What do you think the thriving nature of the scene says about the state of the comics industry in this country?
Getting a break in the UK comics industry can be pretty tough - I'm trying not to sound negative, but I think that's fair to say. What opportunities there are tend to be working on licensed / established properties; there simply aren't many publishers providing a platform for writers and artists - particularly new or unpublished writers and artists - to just come up with their own ideas and stories and see what happens. Which is a shame, as that of course is the funnest part of the whole 'creating comics' thing. As such, I think it's entirely understandable, appropriate and awesome that people just go ahead and publish their work themselves. It's how you learn your craft, it's how you find your style, and it's how you connect with people who share your sensibilities. And it is fun. That, too.

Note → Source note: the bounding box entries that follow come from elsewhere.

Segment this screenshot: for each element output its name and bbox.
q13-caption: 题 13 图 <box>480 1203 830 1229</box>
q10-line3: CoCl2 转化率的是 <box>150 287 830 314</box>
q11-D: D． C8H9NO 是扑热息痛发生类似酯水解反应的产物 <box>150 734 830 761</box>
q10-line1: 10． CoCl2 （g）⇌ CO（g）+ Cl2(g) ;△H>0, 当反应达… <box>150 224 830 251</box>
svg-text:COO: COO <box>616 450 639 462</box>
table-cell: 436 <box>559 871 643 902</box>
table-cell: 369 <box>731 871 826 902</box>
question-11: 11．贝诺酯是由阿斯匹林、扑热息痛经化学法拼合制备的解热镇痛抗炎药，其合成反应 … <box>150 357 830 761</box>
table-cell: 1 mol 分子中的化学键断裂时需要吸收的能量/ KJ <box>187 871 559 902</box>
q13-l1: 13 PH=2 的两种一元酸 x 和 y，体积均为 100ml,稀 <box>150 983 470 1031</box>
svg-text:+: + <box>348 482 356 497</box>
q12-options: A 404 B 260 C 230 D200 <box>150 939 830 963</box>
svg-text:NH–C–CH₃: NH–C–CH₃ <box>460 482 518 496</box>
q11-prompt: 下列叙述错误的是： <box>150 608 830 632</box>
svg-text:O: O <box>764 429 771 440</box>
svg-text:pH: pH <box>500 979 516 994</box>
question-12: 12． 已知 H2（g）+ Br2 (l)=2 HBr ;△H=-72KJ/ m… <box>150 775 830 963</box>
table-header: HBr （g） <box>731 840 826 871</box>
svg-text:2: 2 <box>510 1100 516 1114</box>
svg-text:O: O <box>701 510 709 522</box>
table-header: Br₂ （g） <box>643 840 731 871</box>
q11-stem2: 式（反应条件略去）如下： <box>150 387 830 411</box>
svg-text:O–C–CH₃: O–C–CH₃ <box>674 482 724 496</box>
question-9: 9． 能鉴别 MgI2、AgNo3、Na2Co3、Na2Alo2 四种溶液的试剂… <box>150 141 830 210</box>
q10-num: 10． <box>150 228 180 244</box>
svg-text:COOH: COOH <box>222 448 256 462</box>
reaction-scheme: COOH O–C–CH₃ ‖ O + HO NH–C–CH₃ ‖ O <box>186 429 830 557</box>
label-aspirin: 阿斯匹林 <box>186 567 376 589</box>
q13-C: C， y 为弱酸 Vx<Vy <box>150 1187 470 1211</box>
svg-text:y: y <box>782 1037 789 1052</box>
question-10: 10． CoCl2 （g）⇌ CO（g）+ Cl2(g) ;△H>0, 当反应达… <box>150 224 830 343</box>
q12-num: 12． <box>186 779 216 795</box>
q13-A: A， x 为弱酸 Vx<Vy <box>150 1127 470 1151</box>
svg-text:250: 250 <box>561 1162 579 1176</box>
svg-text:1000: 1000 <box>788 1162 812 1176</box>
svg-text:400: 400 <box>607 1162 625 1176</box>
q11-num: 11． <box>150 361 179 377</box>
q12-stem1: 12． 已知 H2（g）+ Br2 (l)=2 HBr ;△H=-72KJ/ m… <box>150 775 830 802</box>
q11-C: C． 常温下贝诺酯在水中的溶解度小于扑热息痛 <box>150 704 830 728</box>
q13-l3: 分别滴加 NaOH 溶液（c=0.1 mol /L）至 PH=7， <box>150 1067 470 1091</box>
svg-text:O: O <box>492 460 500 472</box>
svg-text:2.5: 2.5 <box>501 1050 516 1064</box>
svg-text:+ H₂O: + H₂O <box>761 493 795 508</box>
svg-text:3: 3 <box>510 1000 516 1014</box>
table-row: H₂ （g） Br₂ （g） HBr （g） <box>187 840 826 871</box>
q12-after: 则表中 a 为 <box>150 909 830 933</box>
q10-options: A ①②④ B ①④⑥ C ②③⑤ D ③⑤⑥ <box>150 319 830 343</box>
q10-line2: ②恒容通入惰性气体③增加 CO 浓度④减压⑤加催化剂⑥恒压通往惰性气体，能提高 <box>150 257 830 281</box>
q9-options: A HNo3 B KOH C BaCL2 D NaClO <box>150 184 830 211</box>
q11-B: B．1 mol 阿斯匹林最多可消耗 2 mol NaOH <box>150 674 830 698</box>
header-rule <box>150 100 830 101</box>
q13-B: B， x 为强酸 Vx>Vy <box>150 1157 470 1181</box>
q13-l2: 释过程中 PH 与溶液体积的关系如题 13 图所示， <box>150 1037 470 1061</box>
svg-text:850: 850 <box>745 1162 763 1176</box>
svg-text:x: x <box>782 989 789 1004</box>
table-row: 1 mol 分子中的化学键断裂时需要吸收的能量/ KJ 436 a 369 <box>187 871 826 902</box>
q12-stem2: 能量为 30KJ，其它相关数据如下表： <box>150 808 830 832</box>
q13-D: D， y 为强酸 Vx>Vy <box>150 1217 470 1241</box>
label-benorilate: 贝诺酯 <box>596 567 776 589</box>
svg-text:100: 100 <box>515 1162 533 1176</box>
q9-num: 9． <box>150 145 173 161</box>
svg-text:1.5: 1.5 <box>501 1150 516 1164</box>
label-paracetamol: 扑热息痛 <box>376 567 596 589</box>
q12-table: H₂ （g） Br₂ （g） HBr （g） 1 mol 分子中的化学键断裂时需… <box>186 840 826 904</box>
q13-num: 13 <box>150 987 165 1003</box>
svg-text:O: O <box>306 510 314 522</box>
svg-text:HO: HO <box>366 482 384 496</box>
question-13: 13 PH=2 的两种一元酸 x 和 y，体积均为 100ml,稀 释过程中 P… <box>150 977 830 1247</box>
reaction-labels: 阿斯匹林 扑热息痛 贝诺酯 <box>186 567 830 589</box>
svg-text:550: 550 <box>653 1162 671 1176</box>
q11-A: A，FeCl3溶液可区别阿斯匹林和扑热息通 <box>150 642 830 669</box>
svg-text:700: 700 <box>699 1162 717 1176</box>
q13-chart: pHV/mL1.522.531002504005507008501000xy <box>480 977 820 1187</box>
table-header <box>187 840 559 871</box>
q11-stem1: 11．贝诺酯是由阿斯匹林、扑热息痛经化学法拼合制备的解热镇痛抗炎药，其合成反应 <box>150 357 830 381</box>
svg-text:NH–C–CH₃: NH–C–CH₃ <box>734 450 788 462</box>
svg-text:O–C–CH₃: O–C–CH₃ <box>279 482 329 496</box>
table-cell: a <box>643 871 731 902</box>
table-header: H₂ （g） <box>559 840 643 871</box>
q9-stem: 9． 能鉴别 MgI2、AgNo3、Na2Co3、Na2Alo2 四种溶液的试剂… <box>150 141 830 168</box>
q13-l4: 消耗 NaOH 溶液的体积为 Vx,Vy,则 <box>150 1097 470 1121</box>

I think that increasingly it's going to be an appealing option for people to just stay in the small press, but to actually make a living doing so - or to go back and forth between professional work and their own small press stuff. When I was first making small press comics, like I say, they were photocopied and sent out in the mail, and I'd literally sell like 50 copies if I was lucky. I recently did a series of drawings for fun on my blog, and for whatever reason they just got picked up and linked to all over the internet like crazy, and at the height of it I was getting hundreds of thousands of readers every day - many of whom were genuinely eager to buy stuff from me, and seemed confused that I didn't really have anything to sell them. The fact that the potential audience is so much bigger these days, and so much esier to connect to, is to me an absolutely marvelous thing, and creates all sorts of interesting possibilities for creatively-minded people.
I don't know what you call it if you're in the small press but you're making a living at it, I don't know if we have a word for that yet...
Do you think that the body of work you produced for the small press helped you to get professionally published?
Absolutely, yes. When I was doing small-press stuff I was always dreaming on some level of being a professional artist and drawing comics for a living, even though for a long time it seemed like an idle daydream rather than something that was actually remotely possible or achievable. It was when I had a mild quarter-life crisis, decided to get serious about comics and knuckled down to produce a couple of decent-sized works (the sci-fi miniseries Bulldog: Empire with Jason Cobley and my own martial arts rom-com webcomic Thumpculture) that things started to happen, and my first professional works can be traced pretty directly to coming out of those projects. If you do good work, and put it out there - well, it can't hurt, it can only help.